A History of Polystyrene and Styrofoam
Polystyrene and Styrofoam are both widely known polymers and are both widely used – in many different fields. Most people, however, are not aware of the fact that there are multiple different types of Polystyrene, or of what their differences are or how they are used.
Polystyrene, commonly referred to as Styrofoam, is an incredibly light material that is also very strong. As a result, it has been used in everything from packaging to construction.
The first documented use of Polystyrene was in the early 20th century when it was created as a substitute for natural rubber. It was first used in packaging in the 1940s but wasn’t widely accepted until the 1950s, when there was a huge push to create lighter, more efficient packaging. In the 1970s, Polystyrene began to be used as a construction material, mainly for insulation and is still widely used in that capacity today.
Polystyrene is made of spherical beads containing hydrocarbon. The beads are heated, made to cool down, and then reheated. While reheating, the beads expand into a mould of any kind.
History of Polystyrene Packaging:
An earlier version of the material was discovered in 1839 by Eduard Simon, a German Apothecary. But it was only a century later that the material actually had notable industry applications.
After being introduced in 1954, the material was used as a lightweight filler and in consumer and electrical appliances for semi-rigid cushioning.
- Polystyrene is known for its dimensional stability, making it easy to mold.
- The material is affordable, transparent, and rigid.

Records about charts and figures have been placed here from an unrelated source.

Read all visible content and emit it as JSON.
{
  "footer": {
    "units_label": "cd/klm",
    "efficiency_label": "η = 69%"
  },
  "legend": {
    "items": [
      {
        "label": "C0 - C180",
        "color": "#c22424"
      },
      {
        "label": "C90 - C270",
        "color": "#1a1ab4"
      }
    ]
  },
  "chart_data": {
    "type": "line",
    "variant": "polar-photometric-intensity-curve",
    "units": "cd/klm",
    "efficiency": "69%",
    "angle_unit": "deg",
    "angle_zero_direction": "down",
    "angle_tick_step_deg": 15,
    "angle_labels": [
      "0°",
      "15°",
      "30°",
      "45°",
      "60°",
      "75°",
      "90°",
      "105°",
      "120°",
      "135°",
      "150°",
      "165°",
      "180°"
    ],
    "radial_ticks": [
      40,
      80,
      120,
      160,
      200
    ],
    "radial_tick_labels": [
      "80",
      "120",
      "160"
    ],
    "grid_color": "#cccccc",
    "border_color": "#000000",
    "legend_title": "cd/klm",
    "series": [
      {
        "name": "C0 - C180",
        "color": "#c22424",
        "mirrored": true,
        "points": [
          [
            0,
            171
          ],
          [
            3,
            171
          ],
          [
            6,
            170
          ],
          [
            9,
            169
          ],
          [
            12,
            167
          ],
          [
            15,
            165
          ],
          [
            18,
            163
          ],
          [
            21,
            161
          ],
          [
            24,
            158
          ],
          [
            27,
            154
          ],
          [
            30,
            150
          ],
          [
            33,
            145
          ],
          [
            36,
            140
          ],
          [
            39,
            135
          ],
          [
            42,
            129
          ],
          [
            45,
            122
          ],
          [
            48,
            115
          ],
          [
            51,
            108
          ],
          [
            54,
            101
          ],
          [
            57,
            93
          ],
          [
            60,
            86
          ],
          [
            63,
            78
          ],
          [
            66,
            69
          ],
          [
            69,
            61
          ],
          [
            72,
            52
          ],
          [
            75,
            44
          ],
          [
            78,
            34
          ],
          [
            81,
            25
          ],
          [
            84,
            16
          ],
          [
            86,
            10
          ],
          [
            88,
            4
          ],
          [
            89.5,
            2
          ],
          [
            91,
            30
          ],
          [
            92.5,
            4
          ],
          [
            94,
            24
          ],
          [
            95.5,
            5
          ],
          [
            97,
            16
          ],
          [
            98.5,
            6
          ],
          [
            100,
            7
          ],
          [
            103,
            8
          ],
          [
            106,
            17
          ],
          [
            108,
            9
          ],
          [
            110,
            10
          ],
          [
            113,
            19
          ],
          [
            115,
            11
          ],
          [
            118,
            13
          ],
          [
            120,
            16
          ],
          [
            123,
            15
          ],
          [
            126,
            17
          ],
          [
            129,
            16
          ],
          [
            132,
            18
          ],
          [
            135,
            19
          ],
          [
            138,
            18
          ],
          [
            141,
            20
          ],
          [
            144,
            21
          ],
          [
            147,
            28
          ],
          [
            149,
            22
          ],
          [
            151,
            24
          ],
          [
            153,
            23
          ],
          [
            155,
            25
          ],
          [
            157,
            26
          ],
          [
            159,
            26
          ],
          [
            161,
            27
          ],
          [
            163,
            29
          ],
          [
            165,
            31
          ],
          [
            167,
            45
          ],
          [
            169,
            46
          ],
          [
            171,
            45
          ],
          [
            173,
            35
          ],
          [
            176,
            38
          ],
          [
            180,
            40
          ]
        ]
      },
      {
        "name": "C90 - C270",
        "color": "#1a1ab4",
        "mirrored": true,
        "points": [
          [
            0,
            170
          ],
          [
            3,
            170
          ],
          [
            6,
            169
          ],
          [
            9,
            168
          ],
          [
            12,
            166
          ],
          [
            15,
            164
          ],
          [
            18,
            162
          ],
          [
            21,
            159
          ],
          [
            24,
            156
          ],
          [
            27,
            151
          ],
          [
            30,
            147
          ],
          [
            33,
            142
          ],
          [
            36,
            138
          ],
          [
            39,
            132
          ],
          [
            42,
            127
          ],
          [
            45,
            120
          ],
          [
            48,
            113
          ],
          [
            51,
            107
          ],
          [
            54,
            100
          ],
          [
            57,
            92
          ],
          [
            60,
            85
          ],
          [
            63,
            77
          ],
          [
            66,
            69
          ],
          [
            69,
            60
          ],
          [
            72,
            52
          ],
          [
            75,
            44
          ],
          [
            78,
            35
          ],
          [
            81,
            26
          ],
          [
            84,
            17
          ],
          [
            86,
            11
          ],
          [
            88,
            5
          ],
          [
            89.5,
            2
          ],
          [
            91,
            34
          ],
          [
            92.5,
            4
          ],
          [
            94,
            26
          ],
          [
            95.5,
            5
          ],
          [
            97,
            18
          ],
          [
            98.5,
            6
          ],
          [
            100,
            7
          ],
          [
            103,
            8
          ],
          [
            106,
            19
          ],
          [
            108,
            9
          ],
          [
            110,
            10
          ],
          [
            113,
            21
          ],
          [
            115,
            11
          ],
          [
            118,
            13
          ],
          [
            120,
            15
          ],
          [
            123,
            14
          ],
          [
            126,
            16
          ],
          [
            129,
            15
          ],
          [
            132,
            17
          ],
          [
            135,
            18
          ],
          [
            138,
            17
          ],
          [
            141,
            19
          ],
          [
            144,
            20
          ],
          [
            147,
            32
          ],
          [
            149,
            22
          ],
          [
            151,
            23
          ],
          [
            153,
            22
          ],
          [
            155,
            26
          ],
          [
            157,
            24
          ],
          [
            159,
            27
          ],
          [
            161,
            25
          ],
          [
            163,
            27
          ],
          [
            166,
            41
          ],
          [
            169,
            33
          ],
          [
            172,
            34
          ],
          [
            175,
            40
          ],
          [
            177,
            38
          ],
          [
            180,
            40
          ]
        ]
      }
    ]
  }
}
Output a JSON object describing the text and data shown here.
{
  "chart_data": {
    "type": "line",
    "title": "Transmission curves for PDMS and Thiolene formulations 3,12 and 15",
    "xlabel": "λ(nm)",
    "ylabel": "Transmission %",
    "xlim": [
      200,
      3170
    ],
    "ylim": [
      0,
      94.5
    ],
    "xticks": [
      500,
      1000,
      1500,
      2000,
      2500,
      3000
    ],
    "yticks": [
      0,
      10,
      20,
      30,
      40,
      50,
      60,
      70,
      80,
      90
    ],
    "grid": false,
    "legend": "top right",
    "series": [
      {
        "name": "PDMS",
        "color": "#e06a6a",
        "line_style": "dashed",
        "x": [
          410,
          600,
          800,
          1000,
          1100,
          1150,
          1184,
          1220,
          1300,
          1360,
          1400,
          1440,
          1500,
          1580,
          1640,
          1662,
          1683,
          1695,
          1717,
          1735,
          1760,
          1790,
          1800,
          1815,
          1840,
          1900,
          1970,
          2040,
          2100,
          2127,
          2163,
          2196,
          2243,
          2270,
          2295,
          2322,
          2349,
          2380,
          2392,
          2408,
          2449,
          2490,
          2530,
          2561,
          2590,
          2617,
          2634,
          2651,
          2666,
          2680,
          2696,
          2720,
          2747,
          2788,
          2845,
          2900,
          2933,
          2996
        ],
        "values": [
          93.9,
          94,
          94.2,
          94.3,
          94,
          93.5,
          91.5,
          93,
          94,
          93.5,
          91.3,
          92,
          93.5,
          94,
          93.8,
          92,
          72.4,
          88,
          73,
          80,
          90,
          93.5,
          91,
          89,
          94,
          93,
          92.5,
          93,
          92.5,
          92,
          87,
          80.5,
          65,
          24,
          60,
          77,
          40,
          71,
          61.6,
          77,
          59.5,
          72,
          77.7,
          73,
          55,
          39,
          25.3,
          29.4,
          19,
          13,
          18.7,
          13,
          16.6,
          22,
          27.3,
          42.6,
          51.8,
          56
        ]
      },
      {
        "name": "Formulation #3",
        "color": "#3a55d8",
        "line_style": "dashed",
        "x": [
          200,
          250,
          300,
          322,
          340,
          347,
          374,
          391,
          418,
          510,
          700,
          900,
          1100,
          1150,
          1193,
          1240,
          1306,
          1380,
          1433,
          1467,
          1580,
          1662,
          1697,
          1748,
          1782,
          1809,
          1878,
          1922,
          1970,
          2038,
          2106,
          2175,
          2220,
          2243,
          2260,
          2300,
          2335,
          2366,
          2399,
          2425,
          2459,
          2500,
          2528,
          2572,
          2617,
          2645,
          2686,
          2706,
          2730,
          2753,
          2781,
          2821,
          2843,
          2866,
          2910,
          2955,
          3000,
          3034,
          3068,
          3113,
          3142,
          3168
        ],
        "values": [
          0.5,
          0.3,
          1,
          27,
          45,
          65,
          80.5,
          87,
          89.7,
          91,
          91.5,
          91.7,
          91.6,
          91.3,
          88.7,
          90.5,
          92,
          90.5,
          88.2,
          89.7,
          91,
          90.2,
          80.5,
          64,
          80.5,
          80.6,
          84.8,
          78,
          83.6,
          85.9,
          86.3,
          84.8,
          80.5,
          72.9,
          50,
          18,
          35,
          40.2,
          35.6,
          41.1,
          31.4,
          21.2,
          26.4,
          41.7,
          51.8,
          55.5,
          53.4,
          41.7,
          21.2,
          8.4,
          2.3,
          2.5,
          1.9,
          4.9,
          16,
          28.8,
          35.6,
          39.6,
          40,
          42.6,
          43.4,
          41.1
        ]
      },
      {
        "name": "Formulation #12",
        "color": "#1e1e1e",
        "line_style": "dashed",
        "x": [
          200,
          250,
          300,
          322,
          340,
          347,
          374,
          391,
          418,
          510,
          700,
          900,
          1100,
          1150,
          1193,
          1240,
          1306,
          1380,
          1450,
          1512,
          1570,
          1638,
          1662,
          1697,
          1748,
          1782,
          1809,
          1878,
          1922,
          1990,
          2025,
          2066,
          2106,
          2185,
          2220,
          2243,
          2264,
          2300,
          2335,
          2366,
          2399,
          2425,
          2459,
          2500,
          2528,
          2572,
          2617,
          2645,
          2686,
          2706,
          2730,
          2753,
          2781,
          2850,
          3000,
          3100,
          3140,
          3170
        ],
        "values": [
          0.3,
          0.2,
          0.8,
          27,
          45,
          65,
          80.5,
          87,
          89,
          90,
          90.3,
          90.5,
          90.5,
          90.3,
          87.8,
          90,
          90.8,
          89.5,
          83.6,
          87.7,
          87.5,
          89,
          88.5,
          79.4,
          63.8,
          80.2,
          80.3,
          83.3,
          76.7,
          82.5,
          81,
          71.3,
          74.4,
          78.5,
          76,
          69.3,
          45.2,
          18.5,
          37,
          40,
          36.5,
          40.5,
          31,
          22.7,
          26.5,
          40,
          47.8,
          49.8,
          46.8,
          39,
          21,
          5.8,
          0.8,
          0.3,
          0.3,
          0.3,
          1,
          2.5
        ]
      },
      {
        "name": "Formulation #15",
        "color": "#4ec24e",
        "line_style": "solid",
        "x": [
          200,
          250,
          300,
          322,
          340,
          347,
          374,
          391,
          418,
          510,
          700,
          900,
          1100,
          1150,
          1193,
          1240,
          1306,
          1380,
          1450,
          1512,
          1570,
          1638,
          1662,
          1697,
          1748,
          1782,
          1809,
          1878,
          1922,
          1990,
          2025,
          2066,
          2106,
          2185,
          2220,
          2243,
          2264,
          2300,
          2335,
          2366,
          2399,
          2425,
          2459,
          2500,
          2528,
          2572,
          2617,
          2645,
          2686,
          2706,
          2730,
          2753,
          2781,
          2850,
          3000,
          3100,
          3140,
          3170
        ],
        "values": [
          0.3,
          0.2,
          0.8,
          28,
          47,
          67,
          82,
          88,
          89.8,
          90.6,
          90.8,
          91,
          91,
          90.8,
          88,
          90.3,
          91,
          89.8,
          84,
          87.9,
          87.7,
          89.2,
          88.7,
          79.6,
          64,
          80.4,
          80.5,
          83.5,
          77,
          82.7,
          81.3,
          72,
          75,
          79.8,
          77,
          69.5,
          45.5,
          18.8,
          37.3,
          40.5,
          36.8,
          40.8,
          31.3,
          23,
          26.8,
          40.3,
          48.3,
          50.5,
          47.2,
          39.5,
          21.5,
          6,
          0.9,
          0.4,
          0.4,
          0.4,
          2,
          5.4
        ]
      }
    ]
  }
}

- It has excellent electrical properties.
- Has great gamma radiation resistance properties.
Due to its electrical properties, it is used in a lot of household appliances, refrigerators, cassette cases, etc. And as the material has dimensional stability, it is used in making egg boxes, food trays, and other such cases.
Recycles Polystyrene can also be used to make wood-like material that makes benches, chairs, and other furniture.
Styrofoam is a brand name for expanded polystyrene foam, or extruded polystyrene foam, a thermoplastic polymer, used as an insulator and packaging material. It got its name from the Dow Chemical Company, which invented it. Some people think Styrofoam is a bad thing, but that thinking is largely based on misinformation. It has nothing to do with the “bad” chemicals that people associate with Styrofoam, nor is it particularly harmful to the environment.
As Styrofoam is a kind of Polystyrene, the applications and advantages are pretty much the same. Styrofoam is widely used in building materials produced by its parent company. Its other uses also include usage in the insulation of windows and doors.
How to Recycle Polystyrene:
Polystyrene is a foam used in food packaging and is usually white or clear. It is a petroleum-based plastic, however, and so it is not biodegradable. To reduce the amount of petroleum-based products going to the landfill, it is important to recycle your polystyrene materials.
- In the past, Polystyrene has been collected in bins, but that has all changed. Now, polystyrene collection is part of the recycling process for plastic #5. Some of the most common ways to recycle Polystyrene is:
- Reusing Polystyrene is one of the most direct ways to recycle the material.
- It can also be shredded, melted, and reformed as plastic.
- One of the most common ways is to collect the product in bulk and reprocess it in the end.
Polystyrene and Styrofoam have come a long way since their inception. While Polystyrene is one of the more irreplaceable materials in the products it has established its usage, Styrofoam is a giant name in the Polystyrene market.